Dans la marche oecuménique organisée à Lyon, le 30 juillet 2016
Dans la marche oecuménique organisée à Lyon, le 30 juillet 2016 © AFP / JEAN-PHILIPPE KSIAZEK / AFP

Encore marquée par l’attaque de l’église de Saint-Étienne-du-Rouvray et le meurtre du père Hamel, des rassemblements interreligieux ont eu lieu samedi, quatre jours après les faits. Une marche de la fraternité était organisée à Lyon dans l’après-midi, qui a rassemblé près de 400 personnes.En tête du cortège, des banderoles proclament "Nous vaincrons par la fraternité", "Ceci n'est pas une guerre des religions" ou encore "On est tous frères et soeurs". Musulmans, chrétiens et laïcs tenaient à se retrouver pour témoigner "d'une société unie face au terrorisme".

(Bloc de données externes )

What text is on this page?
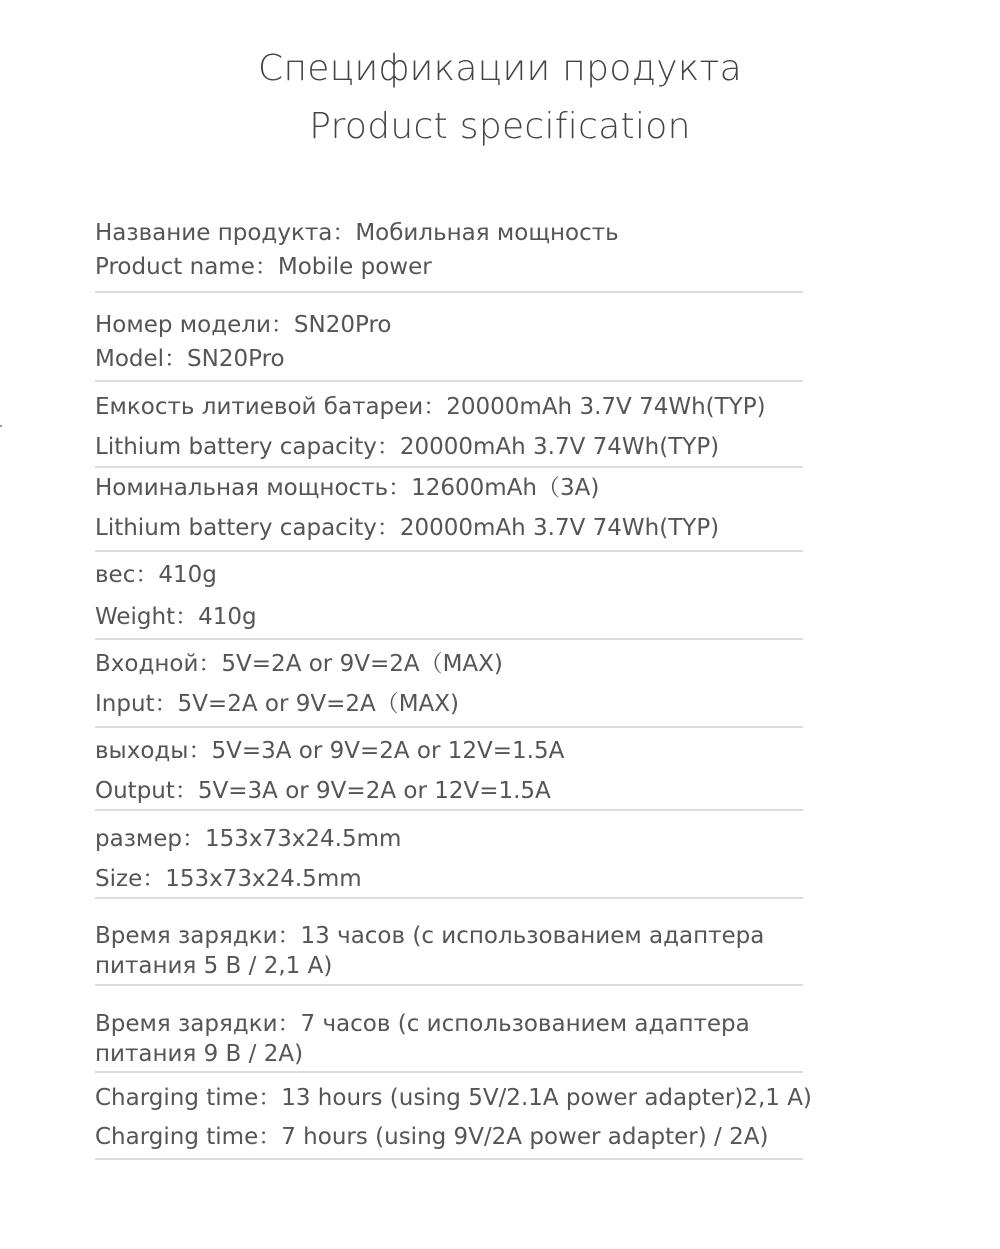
Спецификации продукта
Product specification
Название продукта：Мобильная мощность
Product name：Mobile power
Номер модели：SN20Pro
Model：SN20Pro
Емкость литиевой батареи：20000mAh 3.7V 74Wh(TYP)
Lithium battery capacity：20000mAh 3.7V 74Wh(TYP)
Номинальная мощность：12600mAh（3A)
Lithium battery capacity：20000mAh 3.7V 74Wh(TYP)
вес：410g
Weight：410g
Входной：5V=2A or 9V=2A（MAX)
Input：5V=2A or 9V=2A（MAX)
выходы：5V=3A or 9V=2A or 12V=1.5A
Output：5V=3A or 9V=2A or 12V=1.5A
размер：153x73x24.5mm
Size：153x73x24.5mm
Время зарядки：13 часов (с использованием адаптера
питания 5 В / 2,1 А)
Время зарядки：7 часов (с использованием адаптера
питания 9 В / 2А)
Charging time：13 hours (using 5V/2.1A power adapter)2,1 А)
Charging time：7 hours (using 9V/2A power adapter) / 2А)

Un rassemblement avait aussi lieu dans une église de Bordeaux en fin de journée, et une veillée de prière dans la seconde église de Saint-Étienne-du-Rouvray, l’église Sainte-Thérèse, alors que l’église Saint-Étienne, où les terroristes avaient fait irruption, n’a toujours pas été ouverte à nouveau aux fidèles

Ce vendredi, des fidèles musulmans et chrétiens avaient déjà partagé un moment de culte à Saint-Étienne-du-Rouvray, entre mosquée et église, tandis que 200 personnes avaient entamé une marche œcuménique à Toulouse, comme à La Rochelle, ou à Périgueux.

Le lendemain, les musulmans sont invités par le Conseil français du culte musulman (CFCM) à se rendre à la messe dominicale pour exprimer "solidarité et compassion". Son président, Anouar Kbibech se rendra lui-même à la cathédrale d’Evry, puis à Notre-Dame-de-Paris.

De son côté, la Conférence des évêques a appelé les paroisses à leur réserver un "accueil fraternel".